Enter:Ayla <5 yrs old> [she walks out, looks around,then skips over to the beach,and swims]

*shot of little girl swimming, otters swim away*

[Ayla goes back onto the beach, then begins to play with pebbles,stacking them]

^rumbling noise^

*birds fly from trees*

*shot of pebble falling from the pile*

[Ayla looks around,growing frightened,crying out.]

*shot of trees falling, landslides*

[Ayla runs to the lean-to, but is too late]

*lean-to falls into crack*

^sad music^

end of scene one
---------------------------------------------

Now, let's get behind the scenes footage, shall we???

Director- get a right to left shot of the mountains...RIGHT TO LEFT! YER DOING IT BACKWARDS!!!
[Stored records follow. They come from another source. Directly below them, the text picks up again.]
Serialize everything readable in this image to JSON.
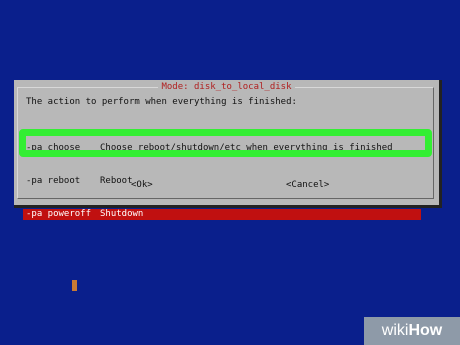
{
  "dialog": {
    "title": "Mode: disk_to_local_disk",
    "prompt": "The action to perform when everything is finished:",
    "items": [
      {
        "tag": "-pa choose",
        "description": "Choose reboot/shutdown/etc when everything is finished",
        "selected": false
      },
      {
        "tag": "-pa reboot",
        "description": "Reboot",
        "selected": false
      },
      {
        "tag": "-pa poweroff",
        "description": "Shutdown",
        "selected": true
      }
    ],
    "ok_label": "<Ok>",
    "cancel_label": "<Cancel>"
  },
  "watermark": {
    "wiki": "wiki",
    "how": "How"
  },
  "colors": {
    "background": "#0a1f8c",
    "dialog": "#b8b8b8",
    "selection": "#c01010",
    "highlight_border": "#33ee33",
    "title_text": "#b02020",
    "cursor": "#c87a35"
  }
}
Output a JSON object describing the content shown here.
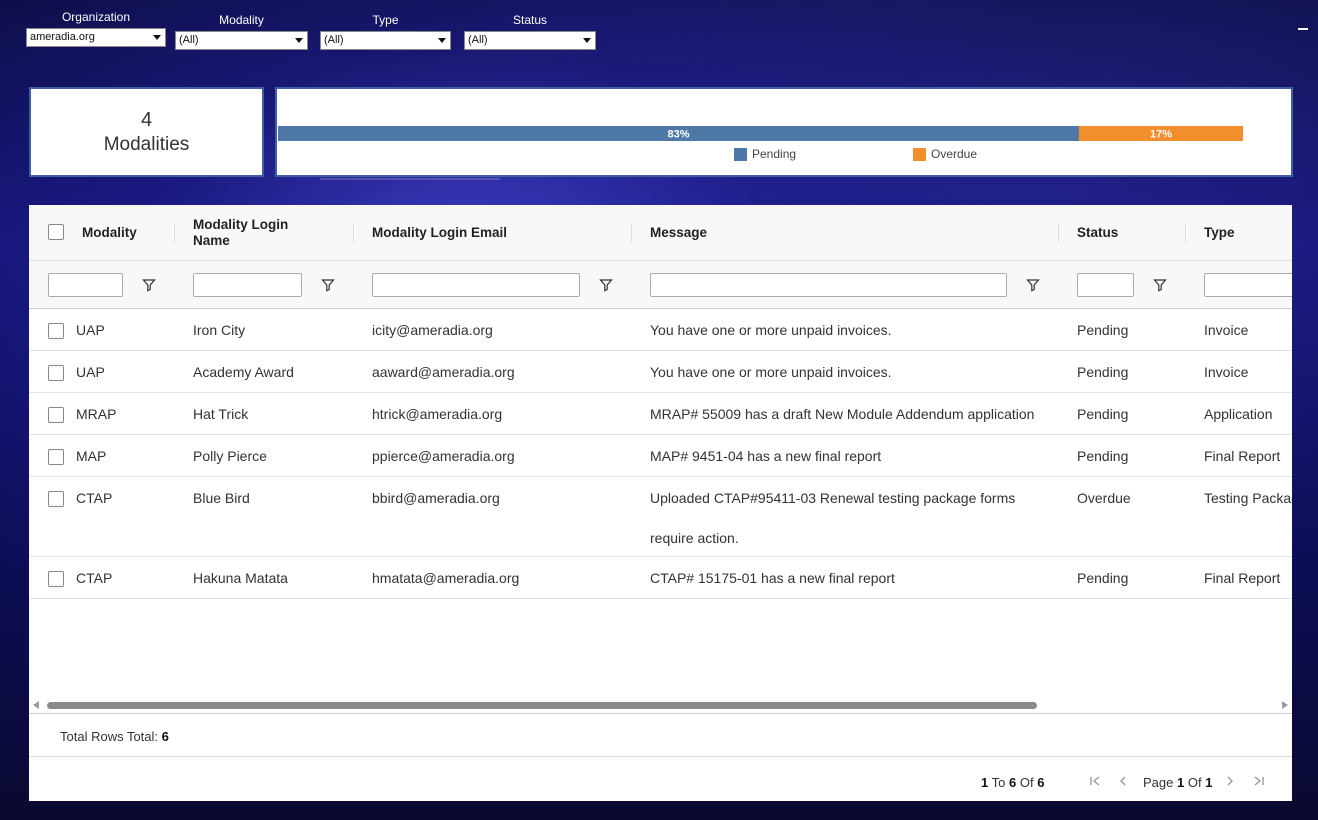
{
  "filters": [
    {
      "label": "Organization",
      "value": "ameradia.org"
    },
    {
      "label": "Modality",
      "value": "(All)"
    },
    {
      "label": "Type",
      "value": "(All)"
    },
    {
      "label": "Status",
      "value": "(All)"
    }
  ],
  "kpi": {
    "count": "4",
    "label": "Modalities"
  },
  "chart_data": {
    "type": "bar",
    "orientation": "horizontal-stacked",
    "series": [
      {
        "name": "Pending",
        "value": 83,
        "label": "83%",
        "color": "#4e79a7"
      },
      {
        "name": "Overdue",
        "value": 17,
        "label": "17%",
        "color": "#f28e2b"
      }
    ],
    "legend": "bottom"
  },
  "grid": {
    "columns": [
      {
        "key": "modality",
        "label": "Modality"
      },
      {
        "key": "login_name",
        "label": "Modality Login Name"
      },
      {
        "key": "login_email",
        "label": "Modality Login Email"
      },
      {
        "key": "message",
        "label": "Message"
      },
      {
        "key": "status",
        "label": "Status"
      },
      {
        "key": "type",
        "label": "Type"
      }
    ],
    "rows": [
      {
        "modality": "UAP",
        "login_name": "Iron City",
        "login_email": "icity@ameradia.org",
        "message": "You have one or more unpaid invoices.",
        "status": "Pending",
        "type": "Invoice"
      },
      {
        "modality": "UAP",
        "login_name": "Academy Award",
        "login_email": "aaward@ameradia.org",
        "message": "You have one or more unpaid invoices.",
        "status": "Pending",
        "type": "Invoice"
      },
      {
        "modality": "MRAP",
        "login_name": "Hat Trick",
        "login_email": "htrick@ameradia.org",
        "message": "MRAP# 55009 has a draft New Module Addendum application",
        "status": "Pending",
        "type": "Application"
      },
      {
        "modality": "MAP",
        "login_name": "Polly Pierce",
        "login_email": "ppierce@ameradia.org",
        "message": "MAP# 9451-04 has a new final report",
        "status": "Pending",
        "type": "Final Report"
      },
      {
        "modality": "CTAP",
        "login_name": "Blue Bird",
        "login_email": "bbird@ameradia.org",
        "message": "Uploaded CTAP#95411-03 Renewal testing package forms require action.",
        "status": "Overdue",
        "type": "Testing Packag"
      },
      {
        "modality": "CTAP",
        "login_name": "Hakuna Matata",
        "login_email": "hmatata@ameradia.org",
        "message": "CTAP# 15175-01 has a new final report",
        "status": "Pending",
        "type": "Final Report"
      }
    ],
    "total_label": "Total Rows Total:",
    "total_value": "6"
  },
  "pager": {
    "from": "1",
    "to_word": "To",
    "to": "6",
    "of_word": "Of",
    "total": "6",
    "page_word": "Page",
    "page": "1",
    "page_of_word": "Of",
    "page_total": "1"
  }
}
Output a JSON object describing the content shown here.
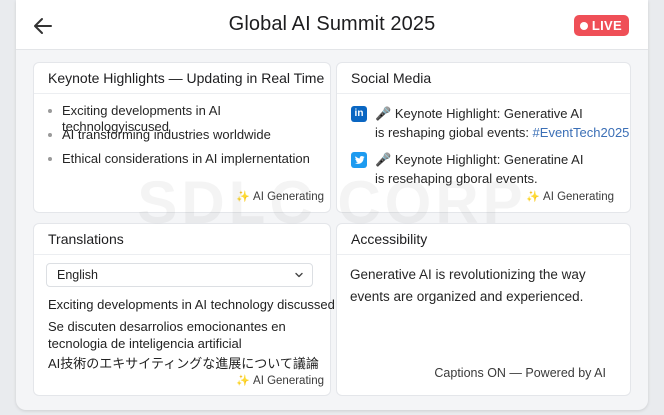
{
  "header": {
    "title": "Global AI Summit 2025",
    "live_label": "LIVE",
    "back_icon": "arrow-left-icon",
    "live_color": "#ef4f57"
  },
  "keynote": {
    "title": "Keynote Highlights — Updating in Real Time",
    "items": [
      "Exciting developments in AI technologyiscused",
      "AI transforming industries worldwide",
      "Ethical considerations in AI implernentation"
    ],
    "status": "AI Generating"
  },
  "social": {
    "title": "Social Media",
    "posts": [
      {
        "network": "LinkedIn",
        "logo": "linkedin-icon",
        "logo_text": "in",
        "color": "#0a66c2",
        "emoji": "🎤",
        "line1": "Keynote Highlight: Generative AI",
        "line2_text": "is reshaping giobal events: ",
        "hashtag": "#EventTech2025"
      },
      {
        "network": "Twitter",
        "logo": "twitter-icon",
        "logo_text": "🐦",
        "color": "#1d9bf0",
        "emoji": "🎤",
        "line1": "Keynote Highlight: Generatine AI",
        "line2_text": "is resehaping gboral events.",
        "hashtag": ""
      }
    ],
    "status": "AI Generating"
  },
  "translations": {
    "title": "Translations",
    "language": "English",
    "english": "Exciting developments in AI technology discussed",
    "spanish": "Se discuten desarrolios emocionantes en tecnologia de inteligencia artificial",
    "japanese": "AI技術のエキサイティングな進展について議論",
    "status": "AI Generating"
  },
  "accessibility": {
    "title": "Accessibility",
    "caption_text": "Generative AI is revolutionizing the way events are organized and experienced.",
    "footer": "Captions ON — Powered by AI"
  },
  "watermark": "SDLC CORP"
}
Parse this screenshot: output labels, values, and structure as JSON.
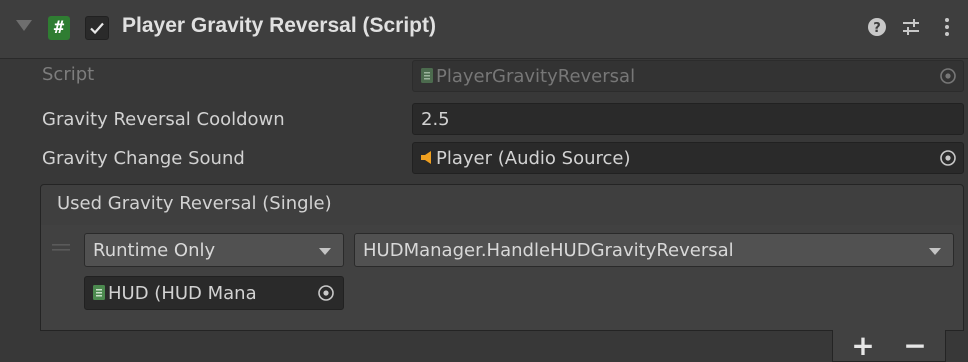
{
  "header": {
    "script_icon_glyph": "#",
    "enabled": true,
    "title": "Player Gravity Reversal (Script)"
  },
  "properties": [
    {
      "label": "Script",
      "value": "PlayerGravityReversal",
      "disabled": true,
      "icon": "script-asset-icon"
    },
    {
      "label": "Gravity Reversal Cooldown",
      "value": "2.5"
    },
    {
      "label": "Gravity Change Sound",
      "value": "Player (Audio Source)",
      "icon": "audio-source-icon"
    }
  ],
  "event": {
    "header_label": "Used Gravity Reversal (Single)",
    "listener": {
      "call_state": "Runtime Only",
      "function": "HUDManager.HandleHUDGravityReversal",
      "target": "HUD (HUD Mana"
    },
    "add_label": "+",
    "remove_label": "−"
  },
  "colors": {
    "panel_bg": "#383838",
    "header_bg": "#3e3e3e",
    "field_bg": "#2a2a2a",
    "script_icon_green": "#2f7d32",
    "audio_icon_orange": "#f0a020"
  }
}
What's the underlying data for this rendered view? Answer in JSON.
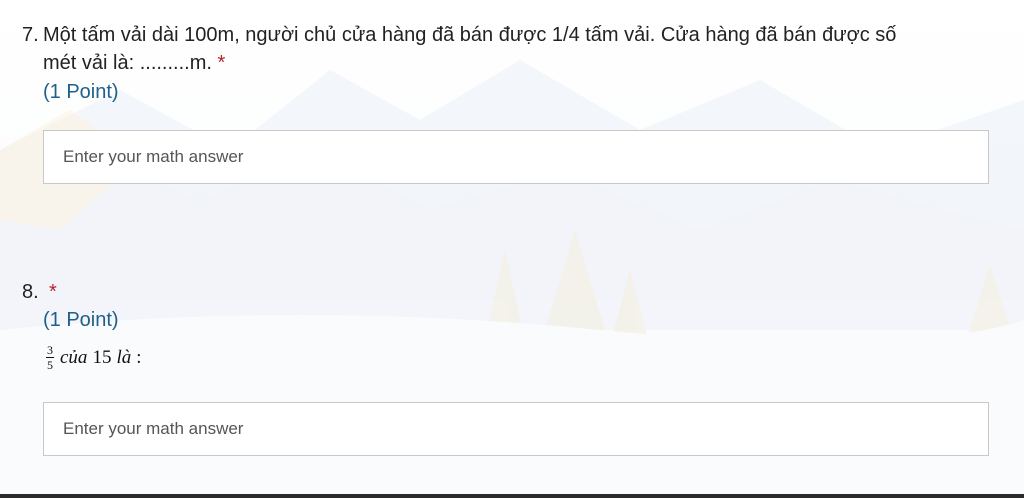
{
  "questions": [
    {
      "number": "7.",
      "text_line1": "Một tấm vải dài 100m, người chủ cửa hàng đã bán được 1/4 tấm vải. Cửa hàng đã bán được số",
      "text_line2": "mét vải là: .........m.",
      "required_mark": "*",
      "points": "(1 Point)",
      "answer": {
        "value": "",
        "placeholder": "Enter your math answer"
      }
    },
    {
      "number": "8.",
      "required_mark": "*",
      "points": "(1 Point)",
      "math": {
        "numerator": "3",
        "denominator": "5",
        "word1": "của",
        "number": "15",
        "word2": "là",
        "colon": ":"
      },
      "answer": {
        "value": "",
        "placeholder": "Enter your math answer"
      }
    }
  ],
  "colors": {
    "required": "#b4232b",
    "points": "#1f5f8b",
    "border": "#c8c8c8",
    "background": "#ffffff"
  }
}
Camera guy- right boss...sorry *looks at his hands to see which one makes the "L"*

Director- Okay...nice, nice,catch the sunrise...hey! Where the hell's the sunrise?

Asst.Director- CUE THE SUN!!!!

Director- *rubs his temples* Dammed prop people...Bravo, it's rising now!

Asst.Director- Take it to the trees now- OVER THEM IDIOT... not through them!

CameraMan - ACK! OUCH! dammed braches-HEY UP THERE!!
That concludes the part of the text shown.